In compiled languages, compilation could take longer, but you probably don't care since this is done once.
In interpreted languages, there will be wasted load time, execution time and more memory usage if the interpreter keeps the text in memory.
In something like JavaScript being delivered to a browser, you don't only have to worry about parse time, but also transmitting all of those comments to your client's browser. Because of this, many people will run their scripts through a minifier that pulls out comments and does other tricks to reduce code size.
For severely over-commented code, plagued by comments emitted by code-generators, over-zealous revision control systems, and "religious commenters", I would actually worry more about the poor reader / reviewer that has to wade through all of that mostly useless and probably out of synch text to get to the code.

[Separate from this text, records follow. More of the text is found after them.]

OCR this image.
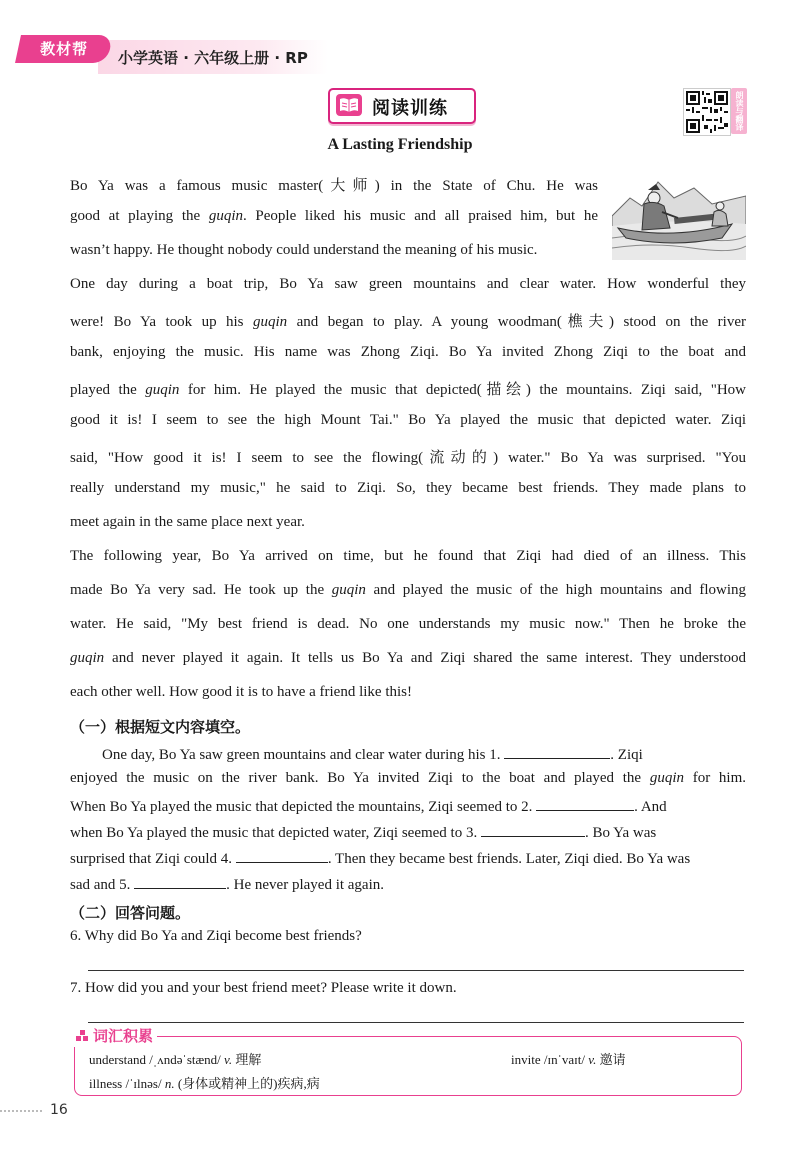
教材帮	小学英语 · 六年级上册 · RP
阅读训练	朗读与翻译
A Lasting Friendship
Bo Ya was a famous music master(大师) in the State of Chu. He was
good at playing the guqin. People liked his music and all praised him, but he
wasn’t happy. He thought nobody could understand the meaning of his music.
One day during a boat trip, Bo Ya saw green mountains and clear water. How wonderful they
were! Bo Ya took up his guqin and began to play. A young woodman(樵夫) stood on the river
bank, enjoying the music. His name was Zhong Ziqi. Bo Ya invited Zhong Ziqi to the boat and
played the guqin for him. He played the music that depicted(描绘) the mountains. Ziqi said, "How
good it is! I seem to see the high Mount Tai." Bo Ya played the music that depicted water. Ziqi
said, "How good it is! I seem to see the flowing(流动的) water." Bo Ya was surprised. "You
really understand my music," he said to Ziqi. So, they became best friends. They made plans to
meet again in the same place next year.
The following year, Bo Ya arrived on time, but he found that Ziqi had died of an illness. This
made Bo Ya very sad. He took up the guqin and played the music of the high mountains and flowing
water. He said, "My best friend is dead. No one understands my music now." Then he broke the
guqin and never played it again. It tells us Bo Ya and Ziqi shared the same interest. They understood
each other well. How good it is to have a friend like this!
（一）根据短文内容填空。
One day, Bo Ya saw green mountains and clear water during his 1.	. Ziqi
enjoyed the music on the river bank. Bo Ya invited Ziqi to the boat and played the guqin for him.
When Bo Ya played the music that depicted the mountains, Ziqi seemed to 2.	. And
when Bo Ya played the music that depicted water, Ziqi seemed to 3.	. Bo Ya was
surprised that Ziqi could 4.	. Then they became best friends. Later, Ziqi died. Bo Ya was
sad and 5.	. He never played it again.
（二）回答问题。
6. Why did Bo Ya and Ziqi become best friends?
7. How did you and your best friend meet? Please write it down.
understand /ˌʌndəˈstænd/ v. 理解	invite /ɪnˈvaɪt/ v. 邀请
illness /ˈɪlnəs/ n. (身体或精神上的)疾病,病
词汇积累
16
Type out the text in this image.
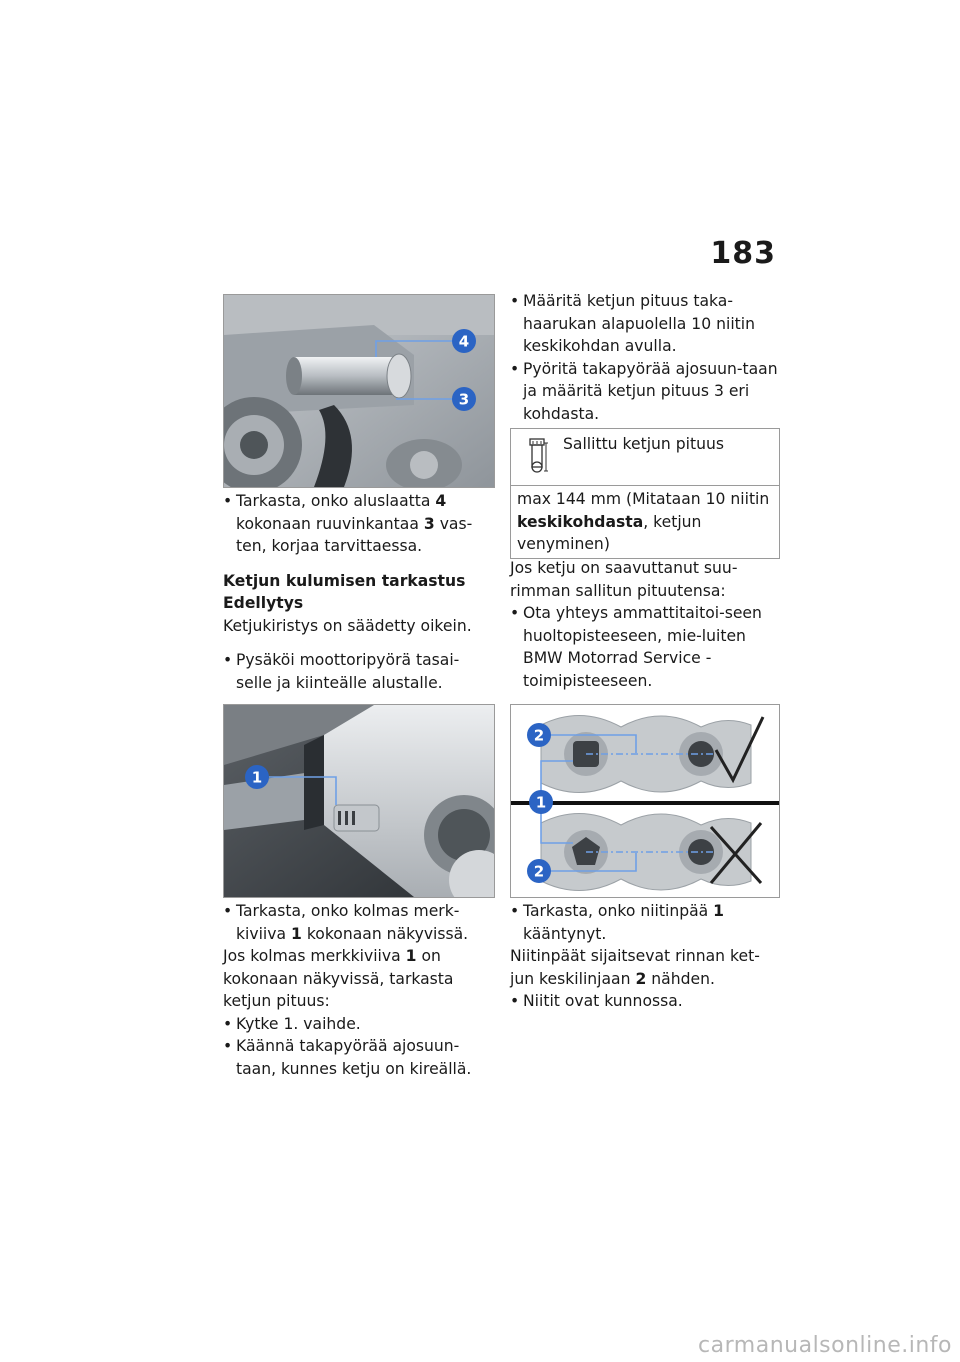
183
4
3
• Tarkasta, onko aluslaatta 4 kokonaan ruuvinkantaa 3 vas-ten, korjaa tarvittaessa.
Ketjun kulumisen tarkastus
Edellytys
Ketjukiristys on säädetty oikein.
• Pysäköi moottoripyörä tasai-selle ja kiinteälle alustalle.
1
• Tarkasta, onko kolmas merk-kiviiva 1 kokonaan näkyvissä.
Jos kolmas merkkiviiva 1 on kokonaan näkyvissä, tarkasta ketjun pituus:
• Kytke 1. vaihde.
• Käännä takapyörää ajosuun-taan, kunnes ketju on kireällä.
• Määritä ketjun pituus taka-haarukan alapuolella 10 niitin keskikohdan avulla.
• Pyöritä takapyörää ajosuun-taan ja määritä ketjun pituus 3 eri kohdasta.
Sallittu ketjun pituus
max 144 mm (Mitataan 10 niitin keskikohdasta, ketjun venyminen)
Jos ketju on saavuttanut suu-rimman sallitun pituutensa:
• Ota yhteys ammattitaitoi-seen huoltopisteeseen, mie-luiten BMW Motorrad Service -toimipisteeseen.
2
1
2
• Tarkasta, onko niitinpää 1 kääntynyt.
Niitinpäät sijaitsevat rinnan ket-jun keskilinjaan 2 nähden.
• Niitit ovat kunnossa.
carmanualsonline.info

Compiling (and linking) is phase 1.
Execution is phase 2.
Since phase 1 is at least O(input length) you can expect phase 1 to take time proportional (at least) to the input length.
If the file length is under 10^4 lines it probably won't bother you too much.
If the file length is 10^12 lines it might take years, if something doesn't break first.
But that will not affect phase 2. What affects phase 2 is how much work the program does and how much it needs to do.
If you're talking about a compiled binary then there's exactly 0 impact on performance - they're just a sequence of instructions executed, whitespace doesn't really exist as a concept in this sense. If you're talking about interpreted languages then I guess theoretically millions of lines of whitespace could have a very slight impact on performance, but not enough to ever be noticeable.
In short, whilst an interesting question from an academic viewpoint it's not something you should ever worry about, whether you're using a compiled or interpreted language. Always favour readability and comments. If you quote performance for a reason not to use whitespace or comments, future maintainers of your code will be out to get you!
Whitespace in source files has zero impact on a user's experience. Once the binary is compiled, that's that. It doesn't matter if the compiler took delta-t longer to parse your source code because there were millions of comments.
White space affects performance when whites space compiles into machine instructions. Luckily, most sane languages don't do this.